Seminars Archive

1D self-organization of molecular nanostructures at surfaces: metal-organic and chiral chains.

Abstract
Joint DEMOCRITOS/ELETTRA/TASC seminar Abstract: Several advantages characterize the use of molecules as building blocks in the self-organized functionalization of surfaces: non-covalent interactions that allow to operate near equilibrium conditions where self-correction is active; directional interactions that intrinsically produce well-defined geometries and long-range periodicities; the possibility of manipulating organization and functionality by chemical design. In this talk I will present two examples of this way of engineering nanostructures, with increasing complexity of the fundamental building blocks. Coordination bonding employing metal atoms as nodes and organic molecules as linkers has been proven to be particularly successful in the fabrication of three-dimensional metal-organic coordination networks with specific magnetic, electronic, or catalytic properties.
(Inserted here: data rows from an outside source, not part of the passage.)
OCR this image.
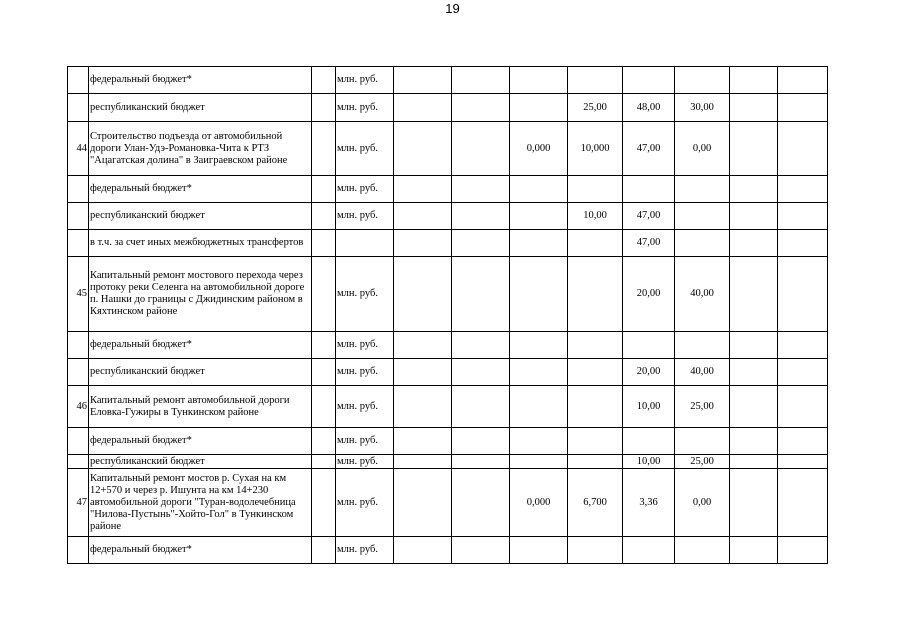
19
	федеральный бюджет*		млн. руб.								
	республиканский бюджет		млн. руб.				25,00	48,00	30,00		
44	Строительство подъезда от автомобильной дороги Улан-Удэ-Романовка-Чита к РТЗ "Ацагатская долина" в Заиграевском районе		млн. руб.			0,000	10,000	47,00	0,00		
	федеральный бюджет*		млн. руб.								
	республиканский бюджет		млн. руб.				10,00	47,00			
	в т.ч. за счет иных межбюджетных трансфертов							47,00			
45	Капитальный ремонт мостового перехода через протоку реки Селенга на автомобильной дороге п. Нашки до границы с Джидинским районом в Кяхтинском районе		млн. руб.					20,00	40,00		
	федеральный бюджет*		млн. руб.								
	республиканский бюджет		млн. руб.					20,00	40,00		
46	Капитальный ремонт автомобильной дороги Еловка-Гужиры в Тункинском районе		млн. руб.					10,00	25,00		
	федеральный бюджет*		млн. руб.								
	республиканский бюджет		млн. руб.					10,00	25,00		
47	Капитальный ремонт мостов р. Сухая на км 12+570 и через р. Ишунта на км 14+230 автомобильной дороги "Туран-водолечебница "Нилова-Пустынь"-Хойто-Гол" в Тункинском районе		млн. руб.			0,000	6,700	3,36	0,00		
	федеральный бюджет*		млн. руб.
The translation of these concepts to surfaces will be discussed with a special focus on the employment of benzenepolycarboxylic acids as basic molecular units. In particular I will show that the templating role of the substrate can be exploited to fabricate one-dimensional metal-organic coordination chains on Cu(110). By changing the nature of the metallic centers also functional nanostructures with promising nanomagnetic properties can be obtained. A deep insight into their atomistic and electronic structure is provided by comparing highly resolved scanning tunneling microscopy (STM) measurements with density functional theory (DFT) calculations. The formation of biological macromolecules is based on the polymerization of amino acids in the form of peptidic chains. Here I will discuss the surface deposition of the simplest peptide composed by two identical amino acids. The Di-L-phenylalanine molecule (L-Phe-L-Phe) forms one-dimensional homochiral supramolecular structures through self-organization. Its co-deposition with the mirror imaged stereoisomer di-D-phenylalanine (D-Phe-D-Phe) results in a chiral phase separation. By exploiting the atomic-level imaging capabilities of STM, the 2D chiral recognition process is followed in real time. The stereoselectivity of the process is evidenced by STM and rationalized on the basis of DFT calculations.